Entlassene Journalistin: ZDF manipuliert Beiträge

Katrin Seibold hat 18 Jahre für das ZDF gearbeitet. Nach einer kritischen Haltung zu den Corona-Zwangsmaßnahmen wurde ihr Vertrag beim öffentlich-rechtlichen Rundfunk nicht verlängert. Jetzt hat Seibold ausgepackt.

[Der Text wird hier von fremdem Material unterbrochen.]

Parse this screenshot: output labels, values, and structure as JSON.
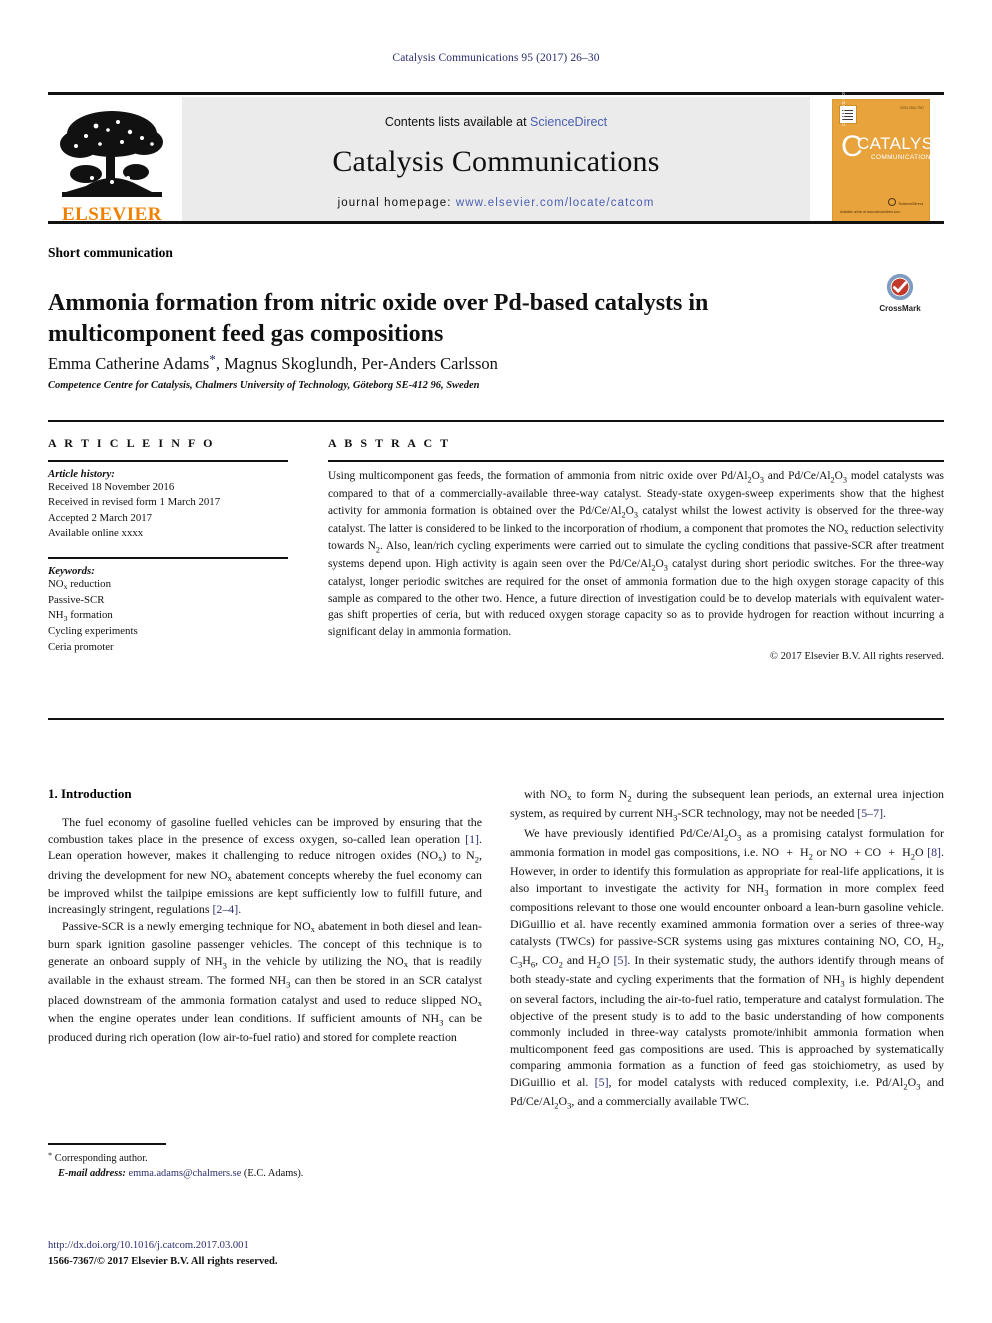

Katrin Seibold arbeitete von 2003 bis August 2021 als Redakteurin, Reporterin und Autorin für die Magazinsendung „Kulturzeit“ des öffentlich-rechtlichen Fernsehsenders 3sat. Nachdem die 47-Jährige eine kritische Haltung zu den Corona-Maßnahmen einnahm, wurde ihr Vertrag nicht mehr verlängert. Nun berichtete Seibold über den Umstand ihrer Kündigung bzw. Nichtverlängerungen ihres Vertrages und gewährt einen erschreckenden Einblick in das öffentlich-rechtliche Meinungsdiktat.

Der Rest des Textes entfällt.